Hastur wrote: ↑Mon Sep 16, 2019 6:27 am
Plastig bags are made from Ethane gas that comes of at the very top of the refining tower. Mostly from refining natural gas. They get the ethane out to prevent the gas from burning to hot. They used to burn of the ethane of at the top, remember the eternal lights on top of refining towers, until some smart guy figured out how to link the molecules into chains and make a great product instead.
They can’t stop making ethane. It’s a product of the refining process.
Few things burn as cleanly as ethane (or plastic bags). It leaves only heat, water vapor and some CO2.
Wow, 3 pages added in under a day.
Yes, the stuff used for plastics is a byproduct of the refining process. One 42 (iirc) gallon standard "barrel" of oil produces some refined gasoline, some diesel (less refined), and a bunch of byproducts that are used for motor/lubrication oils (various grades) as well as plastics. You don't just "stop burning gasoline/diesel" and *still* get all those other refined products.
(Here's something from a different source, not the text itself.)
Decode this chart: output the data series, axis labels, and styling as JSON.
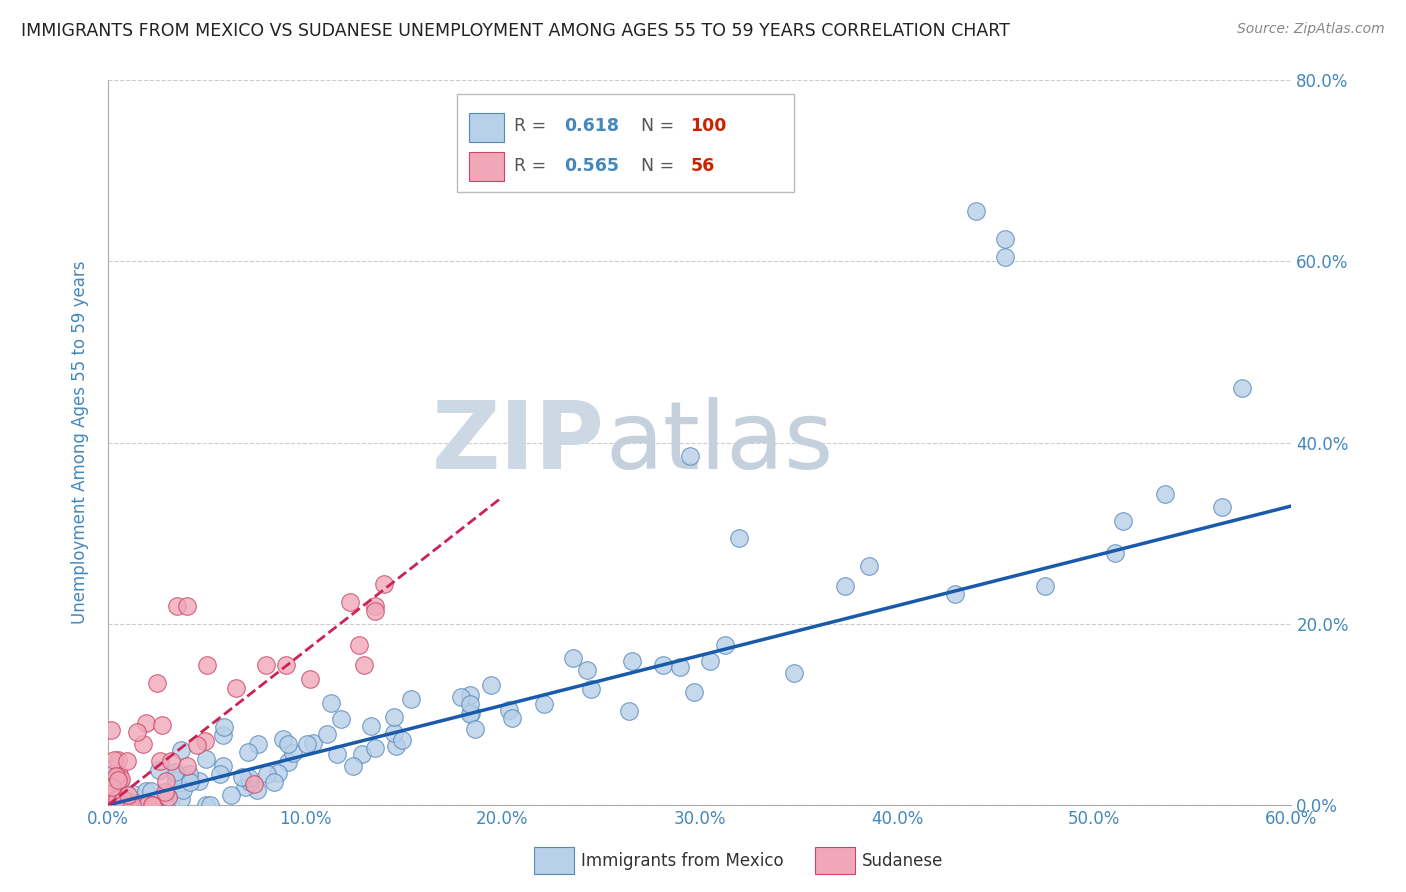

Ethane if course is used in polyethylene (PETE, #1 recyclable) - "soda bottle" plastic, also high density polyethylene (HDPE, #2) "milk jug" plastic, low density polyethylene (LDPE, #4) "flexible lid" plastic (lid on milk jugs, snap on lids for coffee cans, etc). #3 is polyvinyl chloride (PVC), #5 is polypropylene, and #6 is polystyrene... Pretty sure all of them come from other refining byproducts of oil.
Of course on the bright side, if the US stops burning all that gasoline/diesel, there's sure to be good money to be made selling it to China and other countries at a cheap price, while we use the plastic byproducts. Doesn't really do much to prevent all that CO2 though, just changes who is burning it.